Sens. Dick Durbin (D, Ill.) and Lindsey Graham (R, S.C.) -- one of the
few Republicans who voted against continuing debate on the Patients First
Act -- introduced July 8 a bipartisan bill that would provide immediate
tax relief to physicians who experience above-average increases in their
premiums.
The bill also would establish a voluntary system for health
professionals to share error information free from legal discovery so they
could learn from one another's mistakes and create a new Center for
Quality Improvement and Patient Safety in the Agency for Healthcare
Research and Quality to promote patient safety.
"This is a complex problem that can't be solved by tort reforms and
imposing arbitrary caps on jury verdicts," Durbin said in a statement.
"Restricting noneconomic damages to a total of $250,000 is unfair to
minors and at-home spouses who have a hard time documenting economic
loss," Graham added in a statement. A spokesman for Graham said the
senator wants to get back to a bipartisan spirit on the issue.

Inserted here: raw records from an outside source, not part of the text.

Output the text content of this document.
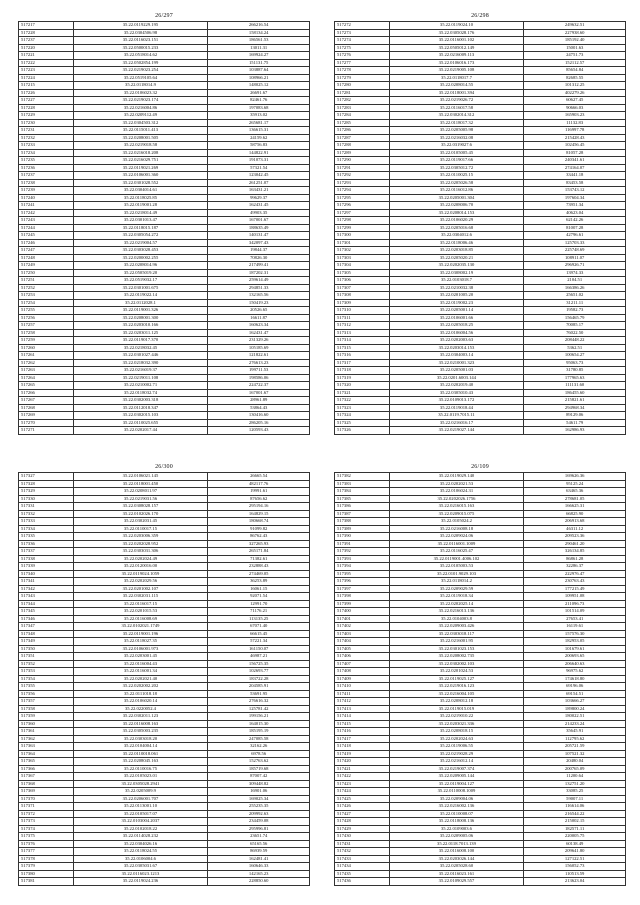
26/297
517217	35.22.0119229.195	266216.54
517228	35.22.0304506.98	158134.24
517237	35.22.0116023.151	186561.53
517220	35.22.0500015.233	13011.31
517221	35.22.0518014.62	169924.27
517222	35.22.0502854.199	151131.75
517223	35.22.0219023.254	103887.64
517224	35.22.0519105.64	108966.21
517215	35.22.0118014.9	148025.12
517226	35.22.0106023.32	26691.67
517227	35.22.0219023.174	82461.76
517228	35.22.0216004.86	197083.68
517229	35.22.0209112.49	35913.02
517230	35.22.0304503.312	265681.17
517231	35.22.0115011.413	136615.31
517232	35.22.0208001.505	24159.62
517233	35.22.0219018.58	58756.83
517234	35.22.0216018.208	144822.91
517235	35.22.0216029.751	191073.31
517236	35.22.0119021.269	57321.54
517237	35.22.0106001.360	123042.45
517238	35.22.0301028.552	261251.07
517239	35.22.0304014.61	163431.21
517240	35.22.0118025.85	99629.37
517241	35.22.0119001.28	162431.45
517242	35.22.0218014.49	49903.35
517243	35.22.0301013.47	167001.67
517244	35.22.0118015.187	188635.49
517245	35.22.0305054.272	140131.47
517246	35.22.0219004.57	342097.43
517247	35.22.0303028.453	19844.37
517248	35.22.0200002.255	70826.30
517249	35.22.0208014.96	217499.41
517250	35.22.0505019.20	187202.31
517251	35.22.0519032.17	259614.49
517252	35.22.0301001.675	294851.33
517253	35.22.0119022.14	132165.56
517254	35.22.0112028.1	150419.23
517255	35.22.0119001.326	20526.65
517256	35.22.0208001.300	16611.87
517257	35.22.0203010.166	160623.34
517258	35.22.0203011.125	162431.47
517259	35.22.0119017.370	231329.26
517260	35.22.0218032.45	105185.69
517261	35.22.0301027.446	121822.61
517262	35.22.0218032.390	276613.23
517263	35.22.0216019.37	199711.53
517264	35.22.0219011.108	198586.06
517265	35.22.0210002.71	224722.37
517266	35.22.0118032.74	167001.67
517267	35.22.0302003.318	28961.89
517268	35.22.0112018.347	53864.43
517269	35.22.0302015.103	130416.60
517270	35.22.0110025.655	286205.16
517271	35.22.0202017.44	120593.43
26/298
517272	35.22.0119024.10	249632.51
517273	35.22.0305028.176	227938.60
517274	35.22.0116001.102	185192.40
517275	35.22.0505012.149	15001.63
517276	35.22.0216009.113	24751.73
517277	35.22.0106016.173	152112.57
517278	35.22.0219005.108	85654.84
517279	35.22.0118017.7	82685.55
517280	35.22.0208014.55	101312.25
517281	35.22.0118001.394	402279.26
517282	35.22.0219026.72	60627.45
517283	35.22.0116017.58	90666.03
517284	35.22.0302014.312	165903.23
517285	35.22.0118017.32	11132.83
517286	35.22.0205005.98	116997.78
517287	35.22.0216032.08	215428.43
517288	35.22.0319027.6	102456.45
517289	35.22.0105005.45	81057.28
517290	35.22.0119017.66	240341.61
517291	35.22.0305012.72	274164.07
517292	35.22.0110025.15	33441.18
517293	35.22.0205026.58	83453.58
517294	35.22.0116012.86	153743.12
517295	35.22.0205001.304	197604.34
517296	35.22.0208006.70	73951.34
517297	35.22.0208014.153	40623.04
517298	35.22.0106020.29	62142.26
517299	35.22.0205016.68	81007.28
517300	35.22.0304012.6	42796.61
517301	35.22.0118006.46	125703.33
517302	35.22.0203018.85	225748.69
517303	35.22.0205020.21	108911.07
517304	35.22.0202035.130	296926.71
517305	35.22.0308002.19	13974.33
517306	35.22.0103018.7	2104.51
517307	35.22.0210032.38	166386.26
517308	35.22.0201005.20	25651.02
517309	35.22.0119002.23	31211.11
517310	35.22.0205001.14	19582.73
517311	35.22.0106001.66	156465.79
517312	35.22.0205018.25	70085.17
517313	35.22.0106004.56	76022.50
517314	35.22.0202003.63	208448.22
517315	35.22.0203014.153	5362.51
517316	35.22.0304003.14	100654.27
517317	35.22.0210001.323	95063.73
517318	35.22.0205001.03	31780.85
517319	35.22.0201.6003.144	177965.63
517320	35.22.0202019.40	111131.60
517321	35.22.0305010.43	186455.60
517322	35.22.0109013.172	215821.61
517323	35.22.0119018.44	294968.34
517324	35.22.0119.7015.11	89129.06
517325	35.22.0216016.17	54611.79
517326	35.22.0219027.144	162986.93
26/300
517327	35.22.0106021.145	26665.54
517328	35.22.0118001.450	482117.76
517329	35.22.0208011.97	19991.61
517330	35.22.0219031.56	87656.62
517331	35.22.0308028.157	295194.16
517332	35.22.0102026.170	164829.15
517333	35.22.0302031.45	180668.74
517334	35.22.0110017.15	91099.82
517335	35.22.0203006.359	86762.43
517336	35.22.0202028.952	327265.93
517337	35.22.0303031.306	265171.84
517338	35.22.0202024.49	71382.61
517339	35.22.0120016.00	232888.43
517340	35.22.0119024.1059	274469.05
517341	35.22.0202029.56	36253.89
517342	35.22.0201002.107	16061.15
517343	35.22.0302031.115	92071.54
517344	35.22.0116017.15	12991.70
517345	35.22.0201015.53	71176.21
517346	35.22.0116008.69	113135.25
517347	35.22.0102021.1749	67071.40
517348	35.22.0119001.196	66615.45
517349	35.22.0118027.35	57221.34
517350	35.22.0106001.973	161150.07
517351	35.22.0203001.45	46987.21
517352	35.22.0116004.43	156725.35
517353	35.22.0116001.34	102693.77
517354	35.22.0202021.40	183722.28
517355	35.22.0202002.202	204585.91
517356	35.22.0111018.18	53691.95
517357	35.22.0106020.14	276616.32
517358	35.22.0220052.4	125781.42
517359	35.22.0302011.123	199156.21
517360	35.22.0116008.163	164015.30
517361	35.22.0305003.235	185195.19
517362	35.22.0303018.20	247085.58
517363	35.22.0104004.14	32162.26
517364	35.22.0110018.061	6978.56
517365	35.22.0208045.163	152763.62
517366	35.22.0110016.75	185719.68
517367	35.22.0105023.01	87007.42
517368	35.22.0305028.2941	309448.82
517369	35.22.0205009.9	16901.06
517370	35.22.0206001.707	169025.34
517371	35.22.0113001.10	255235.35
517372	35.22.0105017.07	209992.63
517373	35.22.0103004.2037	234459.08
517374	35.22.0102018.22	295996.81
517375	35.22.0114028.232	23651.74
517376	35.22.0304026.16	65165.56
517377	35.22.0118024.55	86939.59
517378	35.22.0106004.6	162481.41
517379	35.22.0305031.67	160646.33
517380	35.22.0116023.1213	142165.23
517381	35.22.0119024.236	228850.60
26/109
517382	35.22.0119029.140	169626.36
517383	35.22.0202021.53	95125.24
517384	35.22.0106024.31	63465.36
517385	35.22.0202026.1756	278681.05
517386	35.22.0216015.163	166625.31
517387	35.22.0209015.075	66825.90
517388	35.22.0105024.2	206913.68
517389	35.22.0216008.18	46311.12
517390	35.22.0209024.06	209523.36
517391	35.22.0116001.1009	290461.20
517392	35.22.0116025.47	326134.85
517393	35.22.0119001.4006.102	86861.28
517394	35.22.0105003.53	32286.37
517395	35.22.0101.9029.103	222976.47
517396	35.22.0118014.2	230763.43
517397	35.22.0209029.59	177215.49
517398	35.22.0119018.34	109951.08
517399	35.22.0202025.14	211096.73
517400	35.22.0216013.136	101514.09
517401	35.22.0104003.8	27653.41
517402	35.22.0209003.426	16119.61
517403	35.22.0303018.117	157576.30
517404	35.22.0216001.95	182953.05
517405	35.22.0301023.153	101679.61
517406	35.22.0208002.735	200693.65
517407	35.22.0302002.103	206640.63
517408	35.22.0201024.53	96975.62
517409	35.22.0119025.127	174618.80
517410	35.22.0219016.123	69196.06
517411	35.22.0216004.105	69154.51
517412	35.22.0208012.18	103666.27
517413	35.22.0119015.019	189800.24
517414	35.22.0219010.22	180022.51
517415	35.22.0203021.336	214233.24
517416	35.22.0208018.15	35645.91
517417	35.22.0202024.63	112795.62
517418	35.22.0119006.55	205721.59
517419	35.22.0219028.29	107521.32
517420	35.22.0216012.14	20480.04
517421	35.22.0219007.374	200765.09
517422	35.22.0209005.144	11200.64
517423	35.22.0119004.127	132751.20
517424	35.22.0110008.1009	33085.25
517425	35.22.0209004.06	59007.11
517426	35.22.0216002.136	116614.06
517427	35.22.0110008.07	216544.22
517428	35.22.0118008.136	215002.15
517429	35.22.0109003.6	182571.11
517430	35.22.0209005.06	220005.75
517431	35.22.0118.7013.139	60138.49
517432	35.22.0116008.100	209641.80
517433	35.22.0203026.144	127122.51
517434	35.22.0205028.60	156052.73
517435	35.22.0116023.161	110513.59
517436	35.22.0109029.557	213623.04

But the AMA says the bipartisan spirit being offered in the
Durbin-Graham bill won't solve the crisis facing physicians and their
patients.
"It's a Band-Aid on a bleeding artery," Dr. Palmisano said. "It puts
another tax on the public for the broken medical liability system." He
added that the AMA will be relentless as it continues to pursue liability
reform that includes proven solutions.
"The practice and the promise of medicine depend on it," Dr. Palmisano
said in a speech to the National Press Club after the Senate vote. "At
stake is the health, indeed the very lives, of our patients."